Randomized double-blind placebo-controlled trial. Subjects with hypomagnesemia (< 0.7 mmol/L) not treated with hypoglycemic agents for diabetes will be eligible for inclusion.
Subjects will be randomized 1:1 to receive either oral magnesium supplementation (Mablet 360 mg) or placebo. Subjects will be randomized using variable blocks in a 1:1 ratio to either magnesium supplementation or matching placebo. Randomization will be performed using computer software (the blockrand package for R) to create consecutively numbered envelopes and a randomization list. The randomization list will be kept in a locked filing cabinet behind a locked door at the department of Transplantation Medicine at Oslo University Hospital Rikshospitalet.
Subjects will meet for a midterm control at Rikshospitalet at 12 weeks and be contacted by telephone at 4 and 18 weeks to control compliance and adverse events.
Mablet will be ingested twice daily for 4 weeks. If tolerated, doses will be increased to 360 mg trice daily for further 20 weeks.
Subjects will meet at the Laboratory for Renal Physiology, Oslo University Hospital – Rikshospitalet at 0 and 24 weeks treatment with the following sequential tests:
- An OGTT with 0, 30 and 120 min measurements of glucose, insulin and C-peptide.
- An intravenous magnesium loading test
- 24 hour urine will be collected from the start of the loading test for analysis of urine magnesium, creatinine and albumin.
Loading test will be performed with an infusion of 30 mmol magnesium sulphate in 1000 mL 0.9% NaCl solution, administered through a peripheral venous catheter over 8 hours at 125 ml/hour. A blood sample will be drawn 60 minutes after the start of infusion to measure of peak plasma magnesium. Twenty-four hours of continuous urine will be collected from the start of the loading test for calculation of magnesium retention.

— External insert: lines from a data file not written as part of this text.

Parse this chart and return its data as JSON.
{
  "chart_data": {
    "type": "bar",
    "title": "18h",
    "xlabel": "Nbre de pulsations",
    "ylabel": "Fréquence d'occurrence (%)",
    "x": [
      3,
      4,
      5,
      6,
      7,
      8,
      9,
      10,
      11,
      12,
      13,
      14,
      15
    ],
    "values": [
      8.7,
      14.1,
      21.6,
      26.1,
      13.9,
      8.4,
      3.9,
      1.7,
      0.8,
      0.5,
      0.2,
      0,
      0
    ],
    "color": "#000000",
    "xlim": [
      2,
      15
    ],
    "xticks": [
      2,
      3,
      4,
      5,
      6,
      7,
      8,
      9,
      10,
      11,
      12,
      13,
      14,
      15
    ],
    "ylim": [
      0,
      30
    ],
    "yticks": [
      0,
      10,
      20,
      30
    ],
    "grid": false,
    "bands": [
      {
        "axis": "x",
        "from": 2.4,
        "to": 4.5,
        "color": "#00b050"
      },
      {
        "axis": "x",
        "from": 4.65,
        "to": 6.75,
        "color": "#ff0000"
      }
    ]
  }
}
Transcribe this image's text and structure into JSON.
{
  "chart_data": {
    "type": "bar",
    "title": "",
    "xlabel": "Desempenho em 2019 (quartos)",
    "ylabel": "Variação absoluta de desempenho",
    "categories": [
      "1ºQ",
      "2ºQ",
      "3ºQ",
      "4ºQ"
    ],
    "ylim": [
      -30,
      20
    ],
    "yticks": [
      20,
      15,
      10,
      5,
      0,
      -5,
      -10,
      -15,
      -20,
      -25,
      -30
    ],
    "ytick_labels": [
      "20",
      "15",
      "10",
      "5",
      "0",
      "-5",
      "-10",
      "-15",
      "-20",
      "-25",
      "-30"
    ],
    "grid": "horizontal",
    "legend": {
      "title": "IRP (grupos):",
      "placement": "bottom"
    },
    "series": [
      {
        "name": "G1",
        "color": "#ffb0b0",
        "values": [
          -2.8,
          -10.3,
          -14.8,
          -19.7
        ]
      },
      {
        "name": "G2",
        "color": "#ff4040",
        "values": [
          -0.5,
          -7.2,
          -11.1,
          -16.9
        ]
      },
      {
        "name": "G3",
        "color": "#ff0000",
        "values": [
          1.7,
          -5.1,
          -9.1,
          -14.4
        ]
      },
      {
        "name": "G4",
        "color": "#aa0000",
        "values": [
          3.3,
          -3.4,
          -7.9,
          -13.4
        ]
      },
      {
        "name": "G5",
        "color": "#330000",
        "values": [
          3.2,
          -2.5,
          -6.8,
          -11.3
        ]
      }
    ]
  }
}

Based on preliminary data we expect a difference in magnesium retention of 2 mmol/d (standard deviation ± 2) from baseline to 24 weeks treatment between subjects with oral magnesium supplementation and subjects with placebo. With a power of 80%, a significance level of 5 % and a dropout of 20% the study will require a total of 40 participants.
Primary endpoint: Magnesium retention and content.
Magnesium retention is defined as urine magnesium excretion during the 24 hours post magnesium infusion controlled for urine creatinine and together divided by infused magnesium sulphate.
Secondary endpoints: Area under the curve (AUC) for insulin and glucose, 1st and 2nd phase insulin insulin release according to the Stumvoll equation1, insulin secretion evaluated by insulinogen index2, insulin sensitivity assessed by Matsuda index3, HOMA-index of fasting blood samples4.
1. Stumvoll et al. Diabetes Care 2000; 23: 295-301.
2. Seltzer et al. J Clin Invest 1967; 46: 323-335.
3. Matsuda M, DeFronzo RA. Diabetes Care 1999; 22: 1462-1470.
4. Matthews et al. Diabetologia 1985; 28: 412-419.